How can you live a more Ayurvedic life aside from massage?If you like the way this sounds but aren’t headed to the spa any time soon, there are ways to incorporate the principals of Ayurveda into your daily life. Here are a few tips from Sarah Kucera, a licensed chiropractor, certified Ayurvedic practitioner and yoga teacher who’s also the author of The Ayurvedic Self-Care Handbook.
- Wake Up Earlier. We’re talking between 5 a.m. and 7 a.m. “[This] is considered to be the most auspicious time of day, making it the best time for meditation, taking in knowledge, or self-study,” writes Kucera. She also acknowledges that this might not be the easiest ritual to get onboard with and maybe not the one to tackle first. Our advice? Baby steps—start by getting up just 20 minutes earlier than usual and take it from there.
- Meditate. “Whether you call it prayer, meditation or mental hygiene, mindful stillness comes to us most easily in the early morning.” Why? Because your brain hasn’t had the opportunity to start overthinking yet or get distracted by everything on your never-ending to-do list. Don’t worry too much about where or how you meditate, advises Kucera. Even sitting up in bed with your eyes closed for a few minutes is beneficial.
- Start Tongue Scraping. It sounds weird, but tongue scraping is surprisingly relaxing. To do it the Ayurvedic way, first examine the coating. Depending on what’s there, it could be telling you something about your digestive health. A yellow color indicates that your digestive fire is too hot, for example, and you should reduce spicy, sour and salty foods. Then, use a tongue cleaner to clear off layers of toxins that have accumulated overnight.
- Drink Warm Water. Before grabbing your morning cup of coffee (which should never be consumed on an empty stomach, by the way) or eating, have some good old H20. “Water, particularly warm to hot water, primes your digestive system.” You can boost water’s cleansing properties by adding alkalizing lemon or drinking it from a copper mug.
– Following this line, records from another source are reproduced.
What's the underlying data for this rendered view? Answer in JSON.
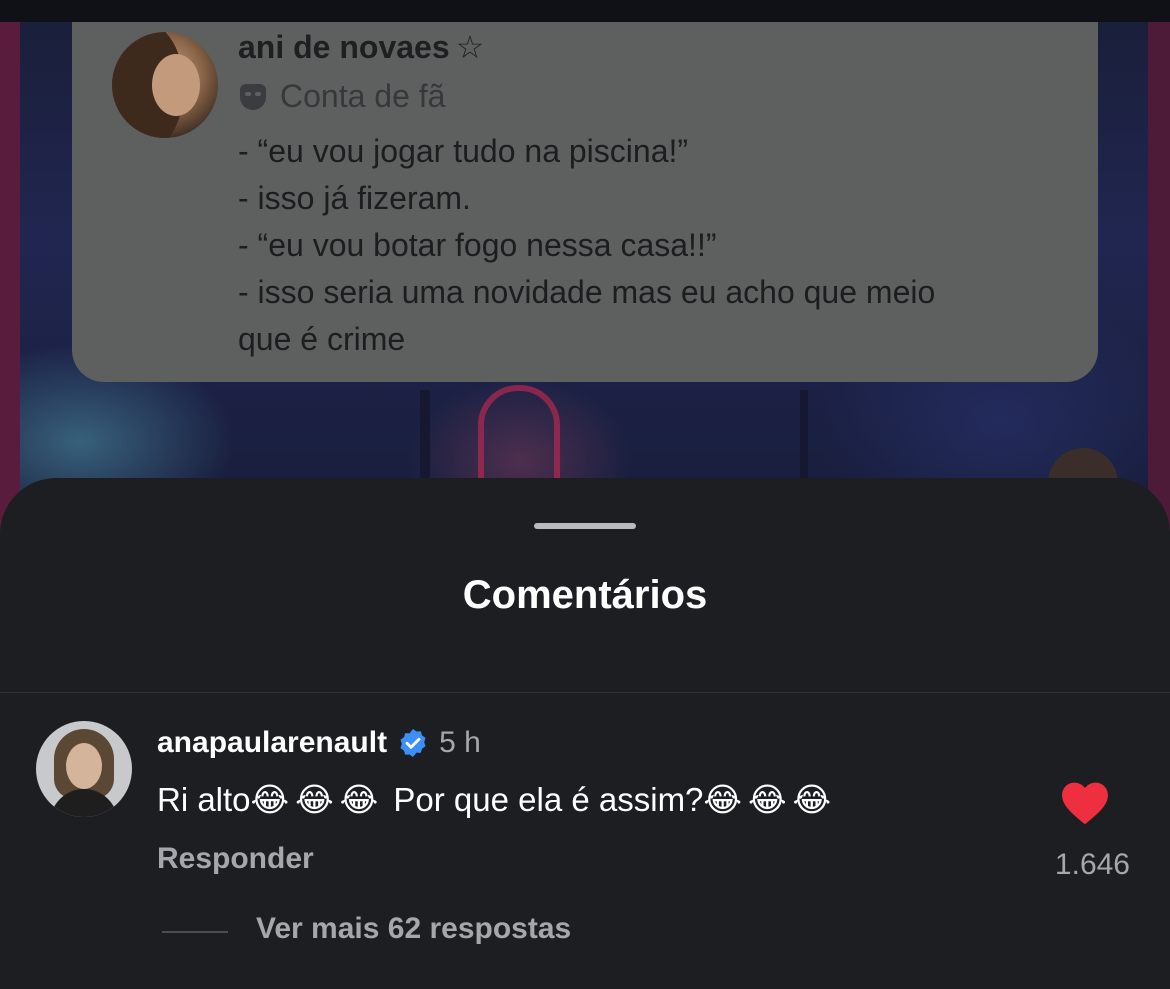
{
  "tweet": {
    "name": "ani de novaes",
    "star": "☆",
    "account_label": "Conta de fã",
    "lines": [
      "- “eu vou jogar tudo na piscina!”",
      "- isso já fizeram.",
      "- “eu vou botar fogo nessa casa!!”",
      "- isso seria uma novidade mas eu acho que meio",
      "que é crime"
    ]
  },
  "sheet": {
    "title": "Comentários",
    "comment": {
      "username": "anapaularenault",
      "verified_icon": "verified-badge-icon",
      "time": "5 h",
      "text_part1": "Ri alto",
      "emojis_1": "😂😂😂",
      "text_part2": " Por que ela é assim?",
      "emojis_2": "😂😂😂",
      "reply_label": "Responder",
      "like_icon": "heart-icon",
      "like_count": "1.646",
      "more_replies": "Ver mais 62 respostas"
    }
  },
  "colors": {
    "sheet_bg": "#1c1e22",
    "heart": "#ee2f3f",
    "verified": "#3d8ff7"
  }
}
- Dry-Brush Your Body. Also called garshana, dry brushing helps slough away dry skin and prep your body for hydration. It also helps with lymphatic draining and blood circulation. To try dry-brushing, use a body brush with natural bristles and start brushing your skin from the tops of your feet using long, methodical strokes and slowly work your way up toward your chest and arms.
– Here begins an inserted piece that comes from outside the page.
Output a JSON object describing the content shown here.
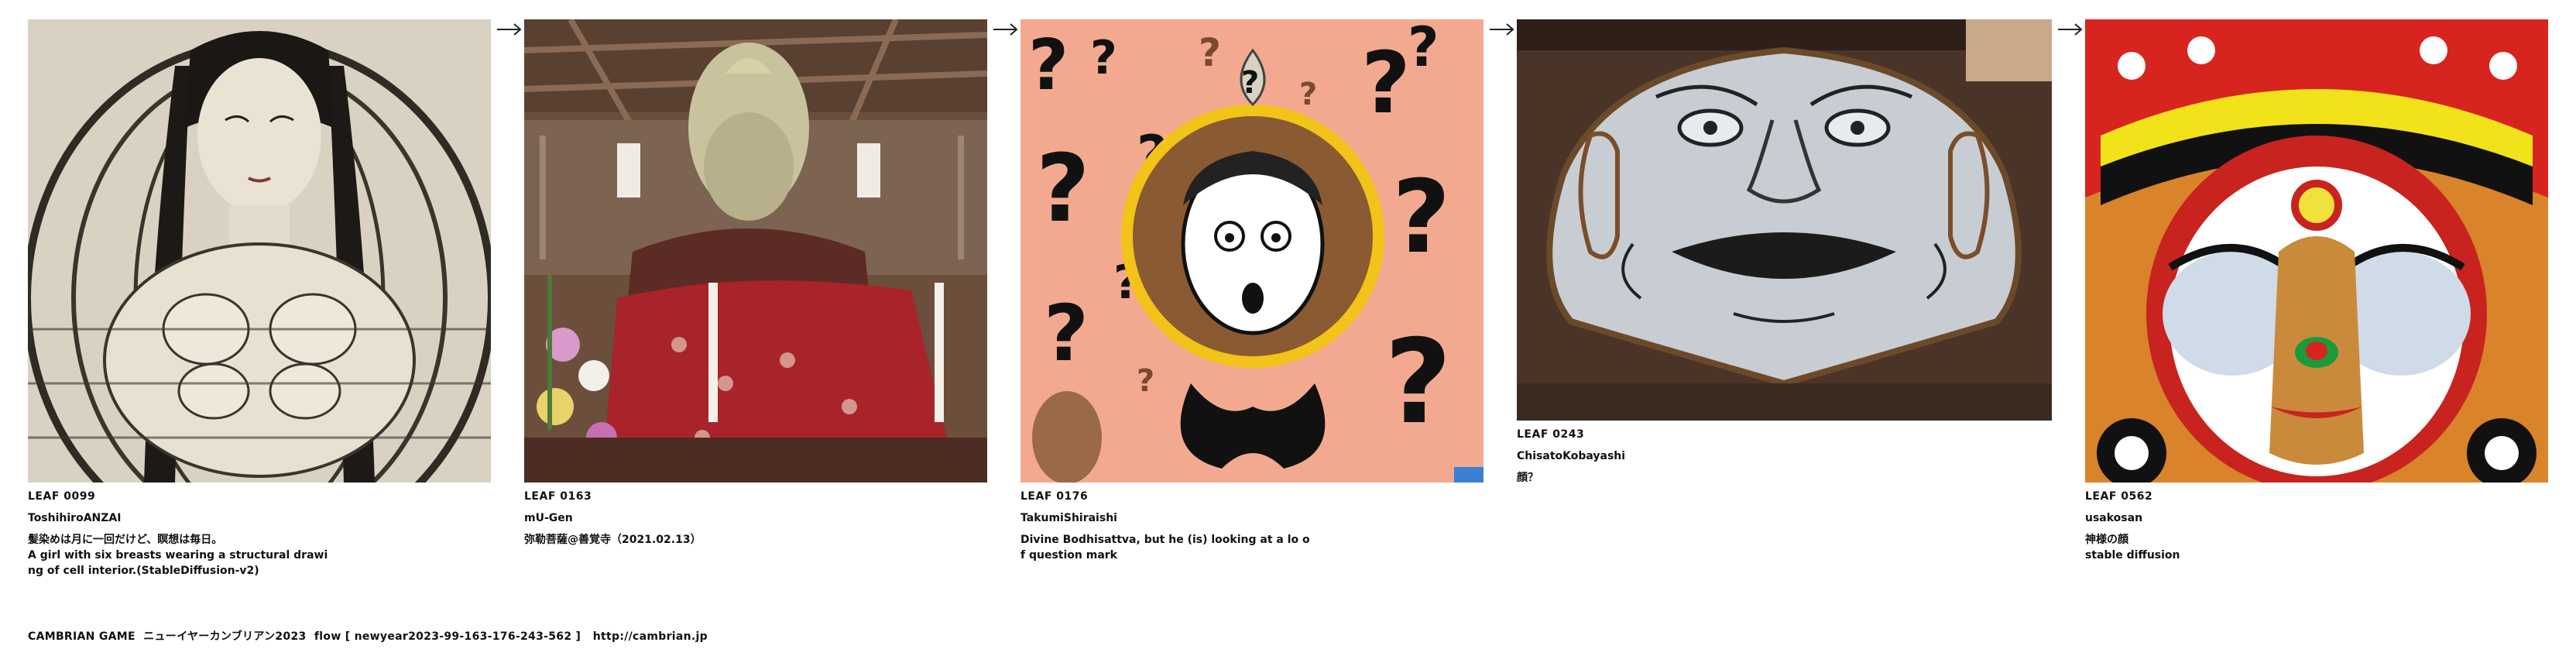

- Practice Self-Massage with Oil. Known as the ritual of abhyanga, this practice involves applying warm oil to your body through a gentle massage. Do this before a bath or shower but after dry-brushing (apply the oil in the same way you would dry-brush). According to Ayurvedic texts, this helps soothe dry skin, ward off old age, help you sleep well and cultivate strong, healthy skin. Sesame and ghee are commonly used oils for abhyanga, but there are also specific oils recommended for each dosha (aka the three distinct energies in our bodies). Kucera recommends almond oil for Vata, coconut oil for Pitta and corn oil for Kapha.
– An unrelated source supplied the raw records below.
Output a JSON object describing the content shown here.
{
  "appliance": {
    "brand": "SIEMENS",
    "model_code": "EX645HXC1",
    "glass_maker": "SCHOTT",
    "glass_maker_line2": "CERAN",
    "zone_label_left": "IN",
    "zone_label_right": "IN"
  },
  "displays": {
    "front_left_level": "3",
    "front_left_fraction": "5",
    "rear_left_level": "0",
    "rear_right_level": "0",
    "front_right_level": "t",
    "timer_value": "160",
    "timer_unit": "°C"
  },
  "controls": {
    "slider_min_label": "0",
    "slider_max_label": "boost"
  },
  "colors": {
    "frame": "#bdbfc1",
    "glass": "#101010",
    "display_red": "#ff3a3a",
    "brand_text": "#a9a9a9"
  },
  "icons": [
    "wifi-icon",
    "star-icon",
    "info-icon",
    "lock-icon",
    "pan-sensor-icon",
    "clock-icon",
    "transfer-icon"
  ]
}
- Eat Breakfast by 9 a.m. And we don’t mean grabbing a bagel on your way to work. Instead, opt for something nourishing like cooked oatmeal, making sure to take the time to sit down, relax and enjoy it. Not a breakfast person? Try some stewed or baked fruit, says Kucera. Ah, now you’re ready to greet the day.
- Drink Water the Ayurvedic Way. You’ve heard that practicing mindful eating, or allowing your body to slow down and really focus on the process of chewing and enjoying your food, can help reduce stress levels and improve digestion. And Ayurvedic experts, like our friends at Vasanti Health, believe sipping water slowly and deliberately throughout the day is much more beneficial to your body than sudden gulping. Why? In Ayurvedic medicine, the aim is to always keep your body in as relaxed a state as possible to reduce stress and keep your organs running efficiently. So instead of shocking your system with a sudden gush of ice water, try more frequent, gentle sips of room temperature or warm water.